Sayangnya, indikasi mengebiri dan mengerdilkan kembali peran dan hak
konstitusional rakyat dalam menentukan pemimpin di negeri ini akan terjadi.
Upaya melumpuhkan bahkan mengamputasi kedaulatan rakyat tersebut terlihat
jelas dari wajah machiavellis sebagian politikus yang ada di lembaga
perwakilan rakyat. Ambisi berkuasa dari salah satu kubu dalam lembaga
perwakilan rakyat membentuk sikap dan perilaku menghalalkan segala cara demi
meraih kekuasaan.
Pipres langsung yang dilaksanakan rakyat Indonesia begitu cantik dan
mengundang decak kagum serta rasa hormat negara-negara lain justru hendak
dimandulkan dengan cara memutilasi seluruh aturan perundang-undangan
pemilihan langsung tersebut. Hal ini bukan saja mencederai demokrasi,
melainkan juga bentuk nyata pengkhianatan terhadap kedaulatan rakyat.
Namun bagi para politikus machiavellis, tak penting cara yang dilakukan
akan mengkhianati dan memperkosa hak-hak dan kedaulatan rakyat atau tidak
sebab tujuan akhir dari perjuangan politik mereka adalah kekuasaan.Potret
buram nasib demokrasi di Indonesia ke depan terpampang jelas dari gedung
perwakilan rakyat.
Tirani
Parlemen
Kekalahan kubu Prabowo-Hatta dalam pilpres melatarbelakangi pemikiran
para politikus dari koalisi pendukung Prabowo untuk memgubah tata cara
pilkada, pemilihan pemimpin di lembaga perwakilan rakyat, bahkan ada indikasi
pilpres ke depan juga akan dilakukan melalui MPR.

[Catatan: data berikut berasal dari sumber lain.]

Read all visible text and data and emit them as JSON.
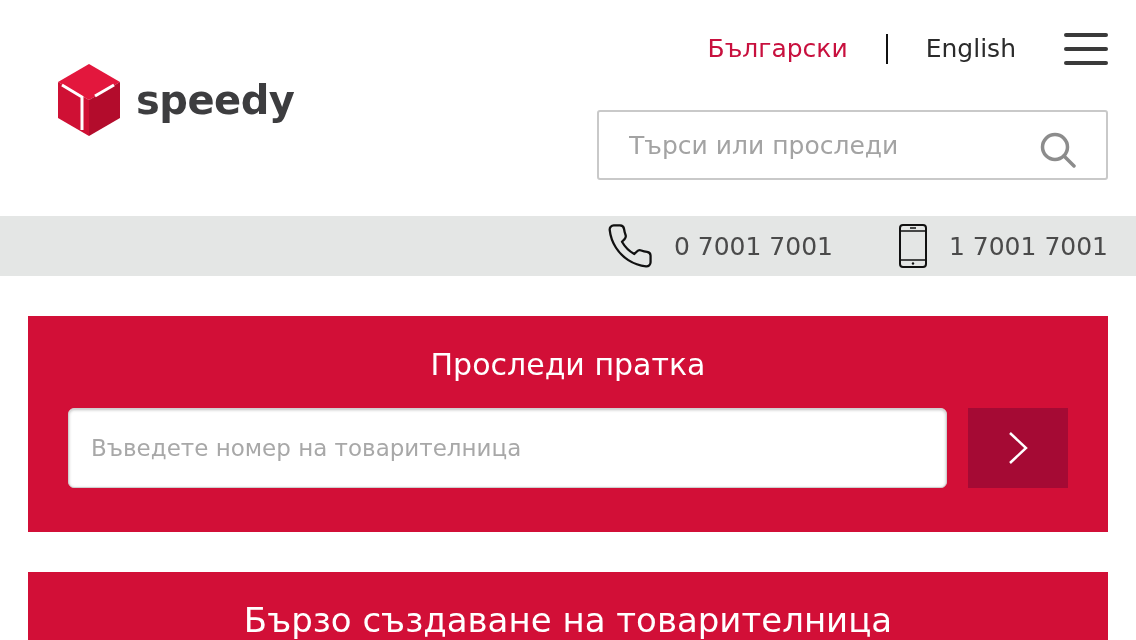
{
  "header": {
    "logo": {
      "wordmark": "speedy"
    },
    "languages": [
      {
        "label": "Български",
        "selected": true
      },
      {
        "label": "English",
        "selected": false
      }
    ],
    "search": {
      "placeholder": "Търси или проследи"
    }
  },
  "contact_bar": {
    "phones": [
      {
        "kind": "landline",
        "number": "0 7001 7001"
      },
      {
        "kind": "mobile",
        "number": "1 7001 7001"
      }
    ]
  },
  "track_panel": {
    "title": "Проследи пратка",
    "input": {
      "placeholder": "Въведете номер на товарителница"
    }
  },
  "create_panel": {
    "title": "Бързо създаване на товарителница"
  }
}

Koalisi pendukung Prabowo sebagai penggagas amendemen UU Pilkada
tersebut berdalih, pilkada langsung yang selama ini dijalankan kenyataannya
tidak efektif dalam artian berbiaya tinggi dan sering menyebabkan terjadinya
konflik horizontal massa pemilih di tingkat akar rumput.

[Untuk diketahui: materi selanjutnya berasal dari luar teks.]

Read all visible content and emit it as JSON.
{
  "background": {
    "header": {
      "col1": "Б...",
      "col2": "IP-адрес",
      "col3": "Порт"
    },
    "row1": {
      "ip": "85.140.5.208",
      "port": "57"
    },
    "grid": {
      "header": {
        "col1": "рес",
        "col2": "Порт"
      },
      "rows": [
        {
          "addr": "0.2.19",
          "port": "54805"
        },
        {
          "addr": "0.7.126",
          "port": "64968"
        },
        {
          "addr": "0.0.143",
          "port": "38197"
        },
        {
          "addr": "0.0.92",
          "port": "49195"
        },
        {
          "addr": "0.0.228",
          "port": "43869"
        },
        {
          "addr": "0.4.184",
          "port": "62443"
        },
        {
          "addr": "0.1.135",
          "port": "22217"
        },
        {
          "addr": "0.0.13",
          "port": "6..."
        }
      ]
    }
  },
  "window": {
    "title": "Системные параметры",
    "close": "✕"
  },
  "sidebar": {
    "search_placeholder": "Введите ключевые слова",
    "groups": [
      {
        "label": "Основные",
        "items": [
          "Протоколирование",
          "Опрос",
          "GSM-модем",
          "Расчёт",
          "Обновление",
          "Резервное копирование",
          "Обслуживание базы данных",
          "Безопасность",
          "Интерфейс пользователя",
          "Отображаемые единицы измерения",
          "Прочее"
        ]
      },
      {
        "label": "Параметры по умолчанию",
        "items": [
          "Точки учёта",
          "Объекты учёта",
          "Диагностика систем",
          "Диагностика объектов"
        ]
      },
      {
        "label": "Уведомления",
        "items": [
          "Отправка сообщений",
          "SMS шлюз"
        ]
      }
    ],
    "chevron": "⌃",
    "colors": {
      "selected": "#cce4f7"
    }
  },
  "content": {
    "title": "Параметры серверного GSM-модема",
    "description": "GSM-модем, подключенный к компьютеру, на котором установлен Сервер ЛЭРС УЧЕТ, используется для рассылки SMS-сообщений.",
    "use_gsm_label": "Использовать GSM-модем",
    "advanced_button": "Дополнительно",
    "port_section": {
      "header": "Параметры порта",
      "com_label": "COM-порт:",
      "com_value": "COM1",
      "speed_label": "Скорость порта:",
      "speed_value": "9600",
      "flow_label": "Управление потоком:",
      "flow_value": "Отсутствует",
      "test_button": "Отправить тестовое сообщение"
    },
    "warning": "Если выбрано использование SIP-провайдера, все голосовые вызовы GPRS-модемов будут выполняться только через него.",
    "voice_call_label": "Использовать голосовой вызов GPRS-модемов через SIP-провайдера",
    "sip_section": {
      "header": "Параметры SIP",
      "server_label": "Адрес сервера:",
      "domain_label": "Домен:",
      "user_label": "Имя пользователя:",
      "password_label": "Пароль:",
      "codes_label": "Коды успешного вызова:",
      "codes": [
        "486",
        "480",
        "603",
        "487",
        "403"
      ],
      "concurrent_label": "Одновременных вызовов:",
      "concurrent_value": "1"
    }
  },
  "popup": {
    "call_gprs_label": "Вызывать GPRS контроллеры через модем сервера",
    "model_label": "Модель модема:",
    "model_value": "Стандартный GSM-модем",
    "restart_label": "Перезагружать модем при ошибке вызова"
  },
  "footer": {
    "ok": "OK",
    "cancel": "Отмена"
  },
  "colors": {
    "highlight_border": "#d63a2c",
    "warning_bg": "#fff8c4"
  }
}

Koalisi pendukung Prabowo juga membangun argumentasi yang tak kalah
ngotot agar UU MD3 disahkan, yaitu membangun tradisi baru dalam memilih
pemimpin lembaga perwakilan rakyat. Partai pemenang pemilu tidak harus
menjadi pemimpin parlemen, tetapi akan dipilih melalui mekanisme demokratis,
yaitu melalui voting.
Seluruh argumen tersebut memang terdengar indah. Sayangnya, itu
kamuflase dan tipu muslihat semata. Sejatinya yang diperjuangkan adalah
kepentingan partai serta kepentingan para tiran yang menguasai sumber-sumber
kapital pembiayaan politik mereka.
Melihat sepak terjang dan rekam jejak politikus koalisi pendukung
Prabowo, dapat dibaca secara gamblang bahwa motivasi utamanya adalah
menguasai parlemen. Ini karena mereka tidak pernah yakin dan percaya diri
bahwa kubu mereka dapat menjadi pemenang dalam pemilihan langsung.
Demokrasi langsung menjamin suara rakyatlah yang menjadi penentu bagi
setiap calon pemimpin di negara ini. Hal ini berarti, pertarungan menjadi
pemimpin baik di tingkat nasional maupun daerah adalah kemampuan menawarkan
program-program pro rakyat disertai bukti nyata yang telah dilakukan oleh
calon pemimpin atas komitmen tersebut, bukan jargon politik palsu belaka.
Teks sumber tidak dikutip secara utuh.